Hal ini mendorong berbagai negara maju seperti Jerman dan Jepang untuk mengembangkan pelumas berbasis bio (biobased lubricant) yang lebih mudah terdegradasi dan aman bagi ekosistem.
Di Indonesia, peluang pengembangan pelumas nabati juga sangat besar. Sebagai negara agraris dengan kekayaan minyak nabati seperti kelapa sawit, jarak, dan kelapa, Indonesia memiliki bahan baku melimpah untuk mendukung inovasi ini.
Riset yang berkembang tidak hanya fokus pada produksi, tetapi juga pada peningkatan kualitas agar mampu bersaing dengan pelumas berbasis minyak bumi.

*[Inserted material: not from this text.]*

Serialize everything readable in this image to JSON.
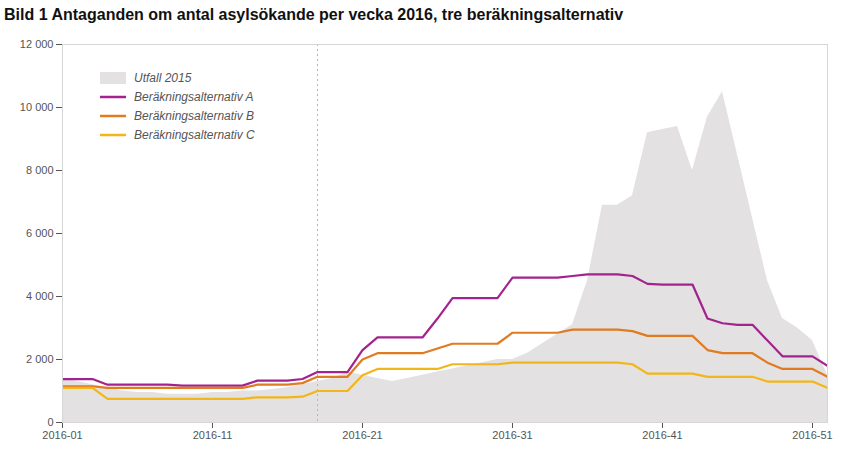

Transformasi ini menjadi penting, mengingat sebagian besar pelumas yang digunakan saat ini masih bergantung pada sumber daya tak terbarukan.
Melansir dari Antara, Guru Besar Fakultas Teknik Universitas Indonesia, Prof. Dr. Ir. Sukirno, M.Eng., menegaskan pentingnya peralihan menuju pelumas berbasis minyak nabati.
Ia menjelaskan bahwa pelumas memiliki peran vital dalam menjaga kinerja mesin. Tanpa pelumasan yang optimal, gesekan antar logam dapat meningkatkan suhu, mempercepat keausan, hingga menyebabkan kerusakan mesin.
“Saat ini, pelumas yang banyak digunakan masih berasal dari minyak bumi. Namun, penggunaannya menimbulkan persoalan lingkungan karena sulit terurai. Sebagai alternatif, pelumas berbasis minyak nabati dinilai lebih aman karena mudah terurai di alam. Bahkan, tingkat penguraiannya bisa mencapai lebih dari 90 persen, jauh lebih tinggi dibandingkan pelumas mineral,” kata Prof. Sukirno.
Selama ini, pelumas berbasis minyak bumi menjadi pilihan utama industri. Namun, penggunaannya menimbulkan persoalan lingkungan karena sulit terurai.